When Capitalism and Citizenship Collide

Lately I’ve been hearing more references to an old argument: That our present (and growing) income inequality is ok as long as everyone’s life is improving a bit. This is an old conservative saw and one which I find particularly miserly. It’s as though the invention and seeming ubiquitousness of computers made it acceptable for a tiny sliver of the population to take all the rest of the new wealth created since 1970. How is such a position morally defensible? Obviously, a free society with a free market will have some variation in income and wealth levels. That’s a natural outcome of a dynamic system. But a system with the kind of drastic and increasing inequality we see now cannot be healthy.

Nor, I fear, can it last. Our current political economic system is already undermining equality of citizenship. If this continues, at some point the inequalities of wealth will overwhelm our system of government. That’s one of my concerns here. The logic of capitalism, taken alone, has no problem with growing wealth inequality. As long as the market keeps humming along (and it is regaining momentum even now), it’s not really significant who it is that has and spends the money. The market, in theory, will just keep responding to supply and demand.

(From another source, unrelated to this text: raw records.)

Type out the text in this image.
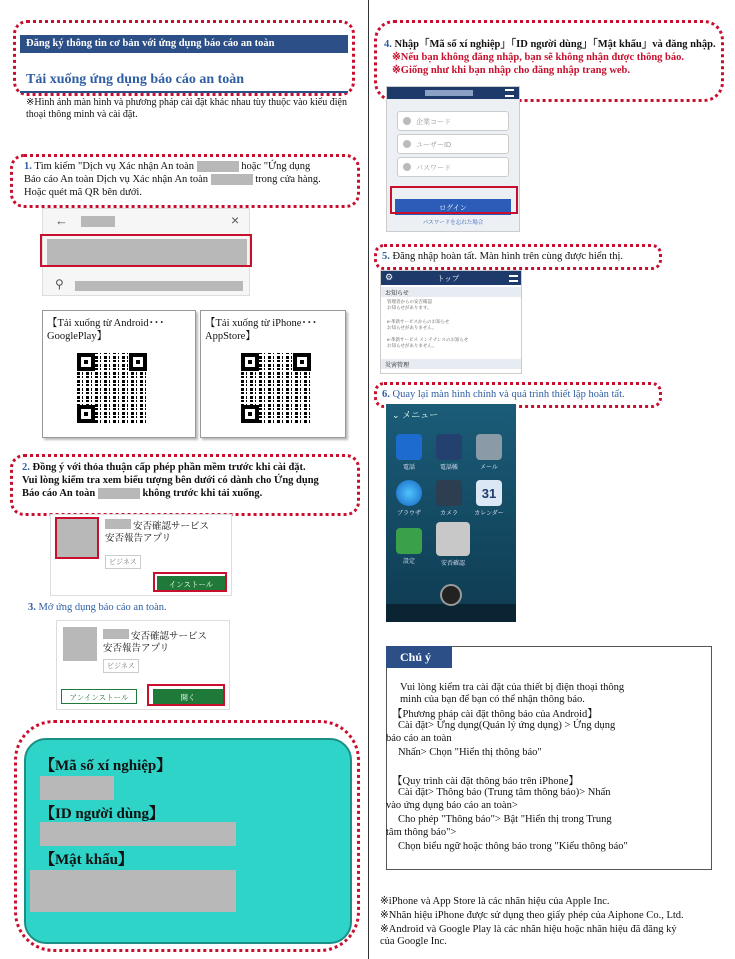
Đăng ký thông tin cơ bản với ứng dụng báo cáo an toàn
Tải xuống ứng dụng báo cáo an toàn
※Hình ảnh màn hình và phương pháp cài đặt khác nhau tùy thuộc vào kiểu điện thoại thông minh và cài đặt.
1. Tìm kiếm "Dịch vụ Xác nhận An toàn	hoặc "Ứng dụng
Báo cáo An toàn Dịch vụ Xác nhận An toàn	trong cửa hàng.
Hoặc quét mã QR bên dưới.
←	×
⚲
【Tải xuống từ Android･･･GooglePlay】
【Tải xuống từ iPhone･･･AppStore】
2. Đồng ý với thỏa thuận cấp phép phần mềm trước khi cài đặt.
Vui lòng kiểm tra xem biểu tượng bên dưới có dành cho Ứng dụng
Báo cáo An toàn	không trước khi tải xuống.
安否確認サービス
安否報告アプリ
ビジネス
インストール
3. Mở ứng dụng báo cáo an toàn.
安否確認サービス
安否報告アプリ
ビジネス
アンインストール	開く
【Mã số xí nghiệp】
【ID người dùng】
【Mật khẩu】
4. Nhập「Mã số xí nghiệp」「ID người dùng」「Mật khẩu」và đăng nhập.
※Nếu bạn không đăng nhập, bạn sẽ không nhận được thông báo.
※Giống như khi bạn nhập cho đăng nhập trang web.
企業コード
ユーザーID
パスワード
ログイン
パスワードを忘れた場合
5. Đăng nhập hoàn tất. Màn hình trên cùng được hiển thị.
⚙	トップ
お知らせ
管理者からの安否確認
お知らせがあります。
e-革新サービスからのお知らせ
お知らせがありません。
e-革新サービス メンテナンスのお知らせ
お知らせがありません。
災害管理
6. Quay lại màn hình chính và quá trình thiết lập hoàn tất.
⌄ メニュー
電話	電話帳	メール
ブラウザ	カメラ
31
カレンダー
設定	安否確認
Chú ý
Vui lòng kiểm tra cài đặt của thiết bị điện thoại thông
minh của bạn để bạn có thể nhận thông báo.
【Phương pháp cài đặt thông báo của Android】
Cài đặt> Ứng dụng(Quản lý ứng dụng) > Ứng dụng
báo cáo an toàn
Nhấn> Chọn "Hiển thị thông báo"
【Quy trình cài đặt thông báo trên iPhone】
Cài đặt> Thông báo (Trung tâm thông báo)> Nhấn
vào ứng dụng báo cáo an toàn>
Cho phép "Thông báo"> Bật "Hiển thị trong Trung
tâm thông báo">
Chọn biểu ngữ hoặc thông báo trong "Kiểu thông báo"
※iPhone và App Store là các nhãn hiệu của Apple Inc.
※Nhãn hiệu iPhone được sử dụng theo giấy phép của Aiphone Co., Ltd.
※Android và Google Play là các nhãn hiệu hoặc nhãn hiệu đã đăng ký
của Google Inc.
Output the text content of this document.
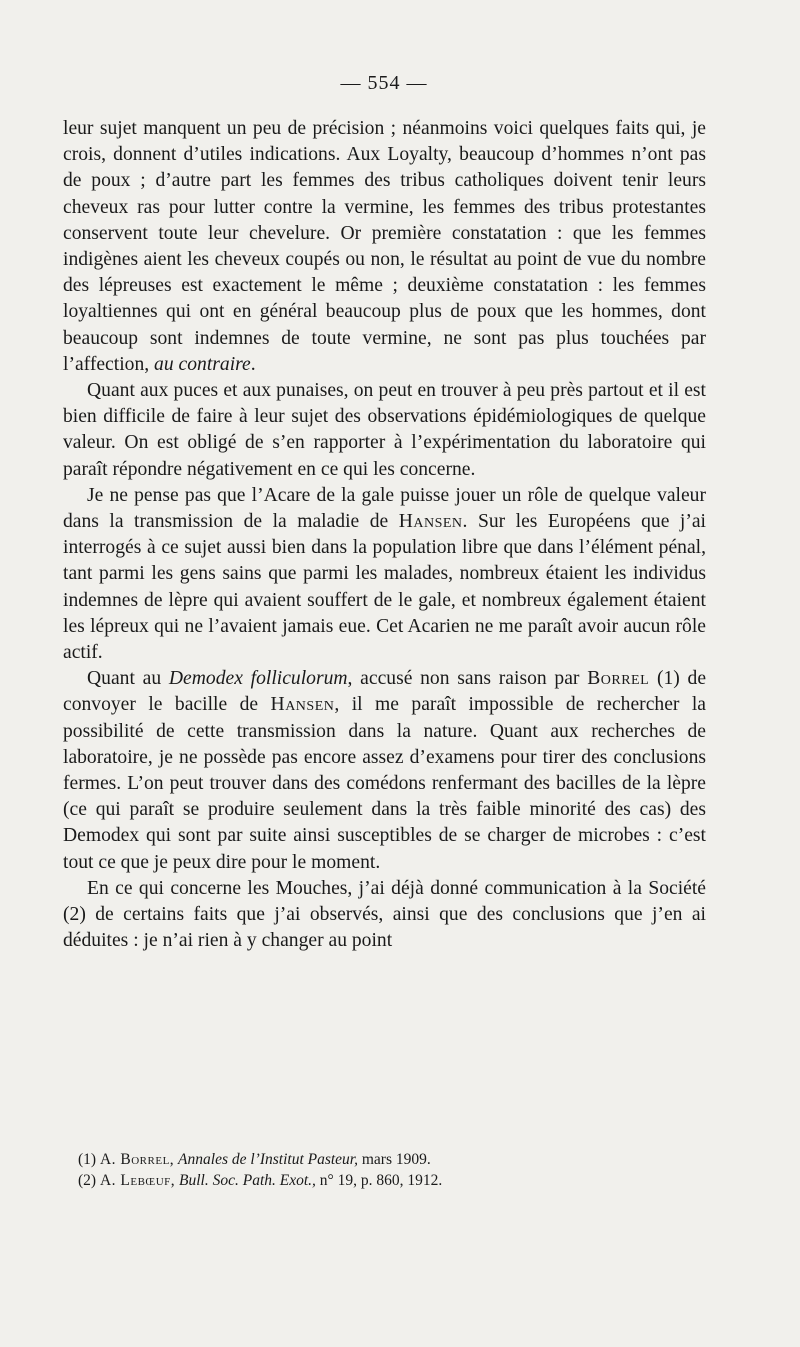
— 554 —

leur sujet manquent un peu de précision ; néanmoins voici quelques faits qui, je crois, donnent d’utiles indications. Aux Loyalty, beaucoup d’hommes n’ont pas de poux ; d’autre part les femmes des tribus catholiques doivent tenir leurs cheveux ras pour lutter contre la vermine, les femmes des tribus protestantes conservent toute leur chevelure. Or première constatation : que les femmes indigènes aient les cheveux coupés ou non, le résultat au point de vue du nombre des lépreuses est exactement le même ; deuxième constatation : les femmes loyaltiennes qui ont en général beaucoup plus de poux que les hommes, dont beaucoup sont indemnes de toute vermine, ne sont pas plus touchées par l’affection, au contraire.

Quant aux puces et aux punaises, on peut en trouver à peu près partout et il est bien difficile de faire à leur sujet des observations épidémiologiques de quelque valeur. On est obligé de s’en rapporter à l’expérimentation du laboratoire qui paraît répondre négativement en ce qui les concerne.

Je ne pense pas que l’Acare de la gale puisse jouer un rôle de quelque valeur dans la transmission de la maladie de Hansen. Sur les Européens que j’ai interrogés à ce sujet aussi bien dans la population libre que dans l’élément pénal, tant parmi les gens sains que parmi les malades, nombreux étaient les individus indemnes de lèpre qui avaient souffert de le gale, et nombreux également étaient les lépreux qui ne l’avaient jamais eue. Cet Acarien ne me paraît avoir aucun rôle actif.

Quant au Demodex folliculorum, accusé non sans raison par Borrel (1) de convoyer le bacille de Hansen, il me paraît impossible de rechercher la possibilité de cette transmission dans la nature. Quant aux recherches de laboratoire, je ne possède pas encore assez d’examens pour tirer des conclusions fermes. L’on peut trouver dans des comédons renfermant des bacilles de la lèpre (ce qui paraît se produire seulement dans la très faible minorité des cas) des Demodex qui sont par suite ainsi susceptibles de se charger de microbes : c’est tout ce que je peux dire pour le moment.

En ce qui concerne les Mouches, j’ai déjà donné communication à la Société (2) de certains faits que j’ai observés, ainsi que des conclusions que j’en ai déduites : je n’ai rien à y changer au point

(1) A. Borrel, Annales de l’Institut Pasteur, mars 1909.

(2) A. Lebœuf, Bull. Soc. Path. Exot., n° 19, p. 860, 1912.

But the logic of democratic citizenship demands some level of equality. Most fundamental is equality before the law – things like an equal say in government; a trial before one’s peers; rights of property, speech, assembly, religion, etc. But we are also a government founded on the ideal of equal opportunity, that all enjoy the inalienable right to the “pursuit of happiness.” The logic of modern capitalism, of naked pursuit of self-interest, exists in tension with the communal aspects of the logic of citizenship. At some point, that tension becomes outright opposition. When it does so, one must constrain the other or both collapse together. I worry that we’re getting much closer to that conflict igniting around us. Then the time will be over for leaders to pursue whichever course suits their short-term goals. Wise leaders must decide to which system their true loyalties lie.

 

Several weeks ago I ran across this statement by Henry George that aptly sums up my concerns. Writing more than a century ago, he had this to say:

“When, under institutions that proclaim equality, masses of men, whose ambitions and tastes are aroused only to be crucified, find it a hard, bitter, degrading struggle even to live, is it to be expected that the sight of other men rolling in their millions will not excite discontent? … The political equality from which we can not recede, and the social inequality to which we are tending, can not peacefully coexist.”

Henry George, “The Kearney Agitation in California,” Popular Science Monthly (Aug 1880), 452-453.